About

Recursive Extractor is a Cross-Platform .NET Standard 2.0 Library and Command Line Program for parsing archive files and disk images, including nested archives and disk images.

Supported File Types


7zip+	ar	bzip2
deb	dmg**	gzip
iso	rar^	tar
vhd	vhdx	vmdk
wim*	xzip	zip+

Variants

Command Line

Installing

Ensure you have the latest .NET SDK.
Run dotnet tool install -g Microsoft.CST.RecursiveExtractor.Cli

This adds RecursiveExtractor to your path so you can run it directly from your shell.

Running

Basic usage is: RecursiveExtractor --input archive.ext --output outputDirectory

For example, to extract only ".cs" files:

RecursiveExtractor --input archive.ext --output outputDirectory --allow-globs **/*.cs

Run RecursiveExtractor --help for more details.

.NET Standard Library

Recursive Extractor is available on NuGet as Microsoft.CST.RecursiveExtractor. Recursive Extractor targets netstandard2.0+ and the latest .NET, currently .NET 6.0, .NET 7.0 and .NET 8.0.

Usage

The most basic usage is to enumerate through all the files in the archive provided and do something with their contents as a Stream.
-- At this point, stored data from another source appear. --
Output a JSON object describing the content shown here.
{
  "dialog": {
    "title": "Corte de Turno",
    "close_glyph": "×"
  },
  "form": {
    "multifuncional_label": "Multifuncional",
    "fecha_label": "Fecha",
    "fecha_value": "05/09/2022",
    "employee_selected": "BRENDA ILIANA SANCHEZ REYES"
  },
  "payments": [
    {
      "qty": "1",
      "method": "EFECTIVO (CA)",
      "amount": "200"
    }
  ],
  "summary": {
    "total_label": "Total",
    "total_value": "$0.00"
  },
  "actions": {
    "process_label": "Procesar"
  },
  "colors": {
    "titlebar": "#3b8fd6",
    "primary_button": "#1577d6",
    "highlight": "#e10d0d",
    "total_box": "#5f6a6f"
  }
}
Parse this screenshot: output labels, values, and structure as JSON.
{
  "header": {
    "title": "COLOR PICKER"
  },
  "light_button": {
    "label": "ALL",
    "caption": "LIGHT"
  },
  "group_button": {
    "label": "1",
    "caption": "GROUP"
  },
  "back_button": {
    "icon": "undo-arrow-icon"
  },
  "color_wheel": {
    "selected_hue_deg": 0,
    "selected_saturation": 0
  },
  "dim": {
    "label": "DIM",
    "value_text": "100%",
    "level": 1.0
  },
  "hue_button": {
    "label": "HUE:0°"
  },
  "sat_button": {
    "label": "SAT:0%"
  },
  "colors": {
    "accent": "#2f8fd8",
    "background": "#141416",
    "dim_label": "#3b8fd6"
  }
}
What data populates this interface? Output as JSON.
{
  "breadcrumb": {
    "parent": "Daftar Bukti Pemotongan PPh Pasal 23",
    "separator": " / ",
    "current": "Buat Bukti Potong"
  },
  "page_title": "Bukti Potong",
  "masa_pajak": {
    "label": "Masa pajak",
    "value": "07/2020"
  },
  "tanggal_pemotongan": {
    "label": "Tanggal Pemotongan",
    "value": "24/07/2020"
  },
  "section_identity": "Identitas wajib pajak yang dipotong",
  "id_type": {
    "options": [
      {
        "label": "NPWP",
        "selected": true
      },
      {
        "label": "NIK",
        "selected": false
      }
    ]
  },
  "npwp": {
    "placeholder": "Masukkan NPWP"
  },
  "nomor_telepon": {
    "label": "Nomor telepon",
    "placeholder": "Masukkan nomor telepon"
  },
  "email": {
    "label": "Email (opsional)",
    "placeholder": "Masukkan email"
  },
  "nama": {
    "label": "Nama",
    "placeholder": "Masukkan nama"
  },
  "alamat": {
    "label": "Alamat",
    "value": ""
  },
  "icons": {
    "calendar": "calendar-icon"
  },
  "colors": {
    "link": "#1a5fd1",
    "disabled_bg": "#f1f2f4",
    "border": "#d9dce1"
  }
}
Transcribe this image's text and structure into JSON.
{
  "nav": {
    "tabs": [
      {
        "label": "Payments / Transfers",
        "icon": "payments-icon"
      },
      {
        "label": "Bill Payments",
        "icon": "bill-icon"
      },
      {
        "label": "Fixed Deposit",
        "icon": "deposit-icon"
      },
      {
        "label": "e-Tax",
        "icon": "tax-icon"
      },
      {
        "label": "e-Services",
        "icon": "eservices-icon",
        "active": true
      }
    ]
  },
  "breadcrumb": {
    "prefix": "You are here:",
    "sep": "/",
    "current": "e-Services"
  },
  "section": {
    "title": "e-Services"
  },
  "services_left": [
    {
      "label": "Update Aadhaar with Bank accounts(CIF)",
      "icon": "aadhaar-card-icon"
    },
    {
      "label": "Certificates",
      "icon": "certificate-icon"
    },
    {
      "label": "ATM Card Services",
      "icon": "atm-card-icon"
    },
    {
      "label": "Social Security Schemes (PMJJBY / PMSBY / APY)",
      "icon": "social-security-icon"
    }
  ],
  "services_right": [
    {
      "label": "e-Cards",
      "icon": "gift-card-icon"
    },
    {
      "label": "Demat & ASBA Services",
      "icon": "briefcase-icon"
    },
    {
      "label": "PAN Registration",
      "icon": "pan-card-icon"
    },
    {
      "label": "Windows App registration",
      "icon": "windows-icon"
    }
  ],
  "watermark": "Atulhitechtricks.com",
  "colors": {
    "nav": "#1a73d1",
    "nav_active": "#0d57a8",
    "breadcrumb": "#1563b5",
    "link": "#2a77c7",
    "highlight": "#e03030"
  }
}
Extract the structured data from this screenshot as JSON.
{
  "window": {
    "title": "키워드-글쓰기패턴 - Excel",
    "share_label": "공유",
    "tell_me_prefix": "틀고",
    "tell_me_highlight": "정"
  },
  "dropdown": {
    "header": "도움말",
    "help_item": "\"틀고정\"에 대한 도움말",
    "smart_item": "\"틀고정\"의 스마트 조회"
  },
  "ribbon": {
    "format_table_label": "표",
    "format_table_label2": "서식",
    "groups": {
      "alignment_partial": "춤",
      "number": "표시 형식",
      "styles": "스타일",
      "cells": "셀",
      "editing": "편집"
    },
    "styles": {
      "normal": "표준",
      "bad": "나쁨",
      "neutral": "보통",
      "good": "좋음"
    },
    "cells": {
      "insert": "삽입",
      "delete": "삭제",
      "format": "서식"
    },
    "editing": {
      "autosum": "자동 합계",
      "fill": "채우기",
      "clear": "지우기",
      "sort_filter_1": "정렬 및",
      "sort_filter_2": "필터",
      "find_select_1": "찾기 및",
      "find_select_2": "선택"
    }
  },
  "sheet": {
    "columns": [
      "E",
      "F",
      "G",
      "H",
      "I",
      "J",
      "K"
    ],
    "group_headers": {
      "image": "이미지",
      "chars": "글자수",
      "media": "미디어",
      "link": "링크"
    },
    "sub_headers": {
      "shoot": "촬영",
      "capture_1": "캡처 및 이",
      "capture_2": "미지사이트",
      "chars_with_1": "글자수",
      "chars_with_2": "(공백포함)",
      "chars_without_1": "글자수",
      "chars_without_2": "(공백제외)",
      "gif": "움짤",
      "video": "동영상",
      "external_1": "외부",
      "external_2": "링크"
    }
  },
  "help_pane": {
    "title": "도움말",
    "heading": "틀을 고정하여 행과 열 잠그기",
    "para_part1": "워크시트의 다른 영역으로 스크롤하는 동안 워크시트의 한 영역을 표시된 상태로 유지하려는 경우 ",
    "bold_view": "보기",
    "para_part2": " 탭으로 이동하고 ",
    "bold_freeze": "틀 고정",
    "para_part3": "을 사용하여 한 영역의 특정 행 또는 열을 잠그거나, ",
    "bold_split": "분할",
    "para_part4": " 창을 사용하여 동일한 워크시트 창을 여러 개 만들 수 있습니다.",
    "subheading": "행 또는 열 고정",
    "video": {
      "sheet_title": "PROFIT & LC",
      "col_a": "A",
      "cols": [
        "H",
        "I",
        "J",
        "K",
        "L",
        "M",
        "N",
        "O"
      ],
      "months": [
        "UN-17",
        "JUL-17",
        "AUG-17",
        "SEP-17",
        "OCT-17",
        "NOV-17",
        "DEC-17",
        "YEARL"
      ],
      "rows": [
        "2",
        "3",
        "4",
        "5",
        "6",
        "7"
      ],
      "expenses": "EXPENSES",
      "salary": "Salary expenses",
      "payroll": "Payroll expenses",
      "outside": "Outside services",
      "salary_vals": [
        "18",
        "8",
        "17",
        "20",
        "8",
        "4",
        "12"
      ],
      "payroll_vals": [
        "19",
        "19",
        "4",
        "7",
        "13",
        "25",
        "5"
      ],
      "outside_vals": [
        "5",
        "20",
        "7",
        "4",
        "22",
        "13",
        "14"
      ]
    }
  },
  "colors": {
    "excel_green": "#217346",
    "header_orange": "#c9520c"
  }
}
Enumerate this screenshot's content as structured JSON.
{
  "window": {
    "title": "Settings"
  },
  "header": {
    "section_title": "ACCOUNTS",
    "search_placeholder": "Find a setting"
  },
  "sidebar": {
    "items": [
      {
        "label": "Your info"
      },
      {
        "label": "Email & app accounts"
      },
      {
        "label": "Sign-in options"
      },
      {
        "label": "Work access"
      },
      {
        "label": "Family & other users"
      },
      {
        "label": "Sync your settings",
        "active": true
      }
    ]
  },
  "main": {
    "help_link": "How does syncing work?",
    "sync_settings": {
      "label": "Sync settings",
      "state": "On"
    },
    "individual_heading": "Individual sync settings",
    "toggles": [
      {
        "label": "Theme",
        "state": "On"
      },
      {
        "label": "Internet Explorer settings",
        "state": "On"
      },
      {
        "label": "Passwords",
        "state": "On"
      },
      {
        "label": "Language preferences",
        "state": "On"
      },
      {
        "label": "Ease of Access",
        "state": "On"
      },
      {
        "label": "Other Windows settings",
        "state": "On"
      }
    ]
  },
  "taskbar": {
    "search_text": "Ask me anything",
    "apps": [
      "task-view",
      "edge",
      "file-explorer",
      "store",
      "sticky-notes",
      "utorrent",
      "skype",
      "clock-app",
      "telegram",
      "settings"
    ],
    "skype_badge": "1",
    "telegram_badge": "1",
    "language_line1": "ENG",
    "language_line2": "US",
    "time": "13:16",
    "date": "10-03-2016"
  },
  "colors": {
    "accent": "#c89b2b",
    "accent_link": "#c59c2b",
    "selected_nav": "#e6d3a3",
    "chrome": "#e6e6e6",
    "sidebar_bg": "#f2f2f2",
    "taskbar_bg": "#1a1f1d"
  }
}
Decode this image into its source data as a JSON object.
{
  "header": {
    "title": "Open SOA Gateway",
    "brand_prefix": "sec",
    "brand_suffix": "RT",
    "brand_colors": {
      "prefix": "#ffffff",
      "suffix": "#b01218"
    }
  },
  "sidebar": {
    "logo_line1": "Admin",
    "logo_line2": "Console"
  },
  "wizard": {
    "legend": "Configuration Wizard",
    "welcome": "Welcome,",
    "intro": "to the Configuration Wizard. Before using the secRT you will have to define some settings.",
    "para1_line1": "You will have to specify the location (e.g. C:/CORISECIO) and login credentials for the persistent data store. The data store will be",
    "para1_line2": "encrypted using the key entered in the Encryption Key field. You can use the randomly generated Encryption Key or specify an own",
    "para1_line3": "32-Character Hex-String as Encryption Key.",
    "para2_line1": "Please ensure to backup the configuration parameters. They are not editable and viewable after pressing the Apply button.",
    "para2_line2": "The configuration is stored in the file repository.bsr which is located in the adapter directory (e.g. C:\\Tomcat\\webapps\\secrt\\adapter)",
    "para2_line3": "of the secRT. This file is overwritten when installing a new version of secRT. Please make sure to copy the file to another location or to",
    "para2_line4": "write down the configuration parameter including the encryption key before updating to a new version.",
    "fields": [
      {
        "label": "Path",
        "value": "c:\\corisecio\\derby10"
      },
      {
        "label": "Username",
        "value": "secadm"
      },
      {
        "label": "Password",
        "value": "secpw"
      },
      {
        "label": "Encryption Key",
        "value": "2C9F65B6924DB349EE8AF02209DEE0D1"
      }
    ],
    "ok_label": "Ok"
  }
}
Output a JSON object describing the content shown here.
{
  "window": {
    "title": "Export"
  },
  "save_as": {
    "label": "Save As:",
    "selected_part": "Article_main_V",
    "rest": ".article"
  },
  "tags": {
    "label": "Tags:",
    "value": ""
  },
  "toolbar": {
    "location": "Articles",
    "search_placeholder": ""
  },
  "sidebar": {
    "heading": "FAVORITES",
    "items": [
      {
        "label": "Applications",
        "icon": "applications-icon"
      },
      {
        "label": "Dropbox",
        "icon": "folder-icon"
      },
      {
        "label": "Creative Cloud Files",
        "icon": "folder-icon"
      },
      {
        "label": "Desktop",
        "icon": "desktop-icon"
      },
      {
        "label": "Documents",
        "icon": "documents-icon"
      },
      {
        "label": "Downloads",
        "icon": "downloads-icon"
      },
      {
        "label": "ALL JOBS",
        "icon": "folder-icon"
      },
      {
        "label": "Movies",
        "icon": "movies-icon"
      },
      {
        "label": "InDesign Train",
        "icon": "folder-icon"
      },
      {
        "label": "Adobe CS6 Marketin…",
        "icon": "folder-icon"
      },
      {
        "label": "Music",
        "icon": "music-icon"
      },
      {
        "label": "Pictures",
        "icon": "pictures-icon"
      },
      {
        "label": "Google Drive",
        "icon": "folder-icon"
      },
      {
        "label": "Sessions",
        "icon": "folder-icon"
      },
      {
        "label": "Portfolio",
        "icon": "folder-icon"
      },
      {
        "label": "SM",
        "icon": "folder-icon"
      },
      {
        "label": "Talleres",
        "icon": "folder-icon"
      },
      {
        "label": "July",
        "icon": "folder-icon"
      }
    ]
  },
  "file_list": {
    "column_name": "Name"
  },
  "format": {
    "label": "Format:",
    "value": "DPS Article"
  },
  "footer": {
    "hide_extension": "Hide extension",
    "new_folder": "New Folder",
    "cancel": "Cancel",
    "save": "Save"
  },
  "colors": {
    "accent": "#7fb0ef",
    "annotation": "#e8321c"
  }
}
using Microsoft.CST.RecursiveExtractor;

var path = "path/to/file";
var extractor = new Extractor();
foreach(var file in extractor.Extract(path))
{
    doSomething(file.Content); //Do Something with the file contents (a Stream)
}

using Microsoft.CST.RecursiveExtractor;

var extractor = new Extractor();
var extractorOptions = new ExtractorOptions()
{
    ExtractSelfOnFail = true,
};
extractor.ExtractToDirectory(options.Output, options.Input, extractorOptions);

var path = "/Path/To/Your/Archive"
var extractor = new Extractor();
try {
    IEnumerable<FileEntry> results = extractor.ExtractFileAsync(path);
    await foreach(var found in results)
    {
        Console.WriteLine(found.FullPath);
    }
}
catch(OverflowException)
{
    // This means Recursive Extractor has detected a Quine or Zip Bomb
}

public Stream Content { get; }
public string FullPath { get; }
public string Name { get; }
public FileEntry? Parent { get; }
public string? ParentPath { get; }
public DateTime CreateTime { get; }
public DateTime ModifyTime { get; }
public DateTime AccessTime { get; }

var path = "/Path/To/Your/Archive"
var directory
var extractor = new Extractor();
try {
    IEnumerable<FileEntry> results = extractor.ExtractFile(path, new ExtractorOptions()
    {
        Passwords = new Dictionary<Regex, List<string>>()
        {
            { new Regex("\.zip"), new List<string>(){ "PasswordForZipFiles" } },
            { new Regex("\.7z"), new List<string>(){ "PasswordFor7zFiles" } },
            { new Regex(".*"), new List<string>(){ "PasswordForAllFiles" } }

        }
    });
    foreach(var found in results)
    {
        Console.WriteLine(found.FullPath);
    }
}
catch(OverflowException)
{
    // This means Recursive Extractor has detected a Quine or Zip Bomb
}

Exceptions

RecursiveExtractor protects against ZipSlip, Quines, and Zip Bombs. Calls to Extract will throw an OverflowException when a Quine or Zip bomb is detected and a TimeOutException if EnableTiming is set and the specified time period has elapsed before completion.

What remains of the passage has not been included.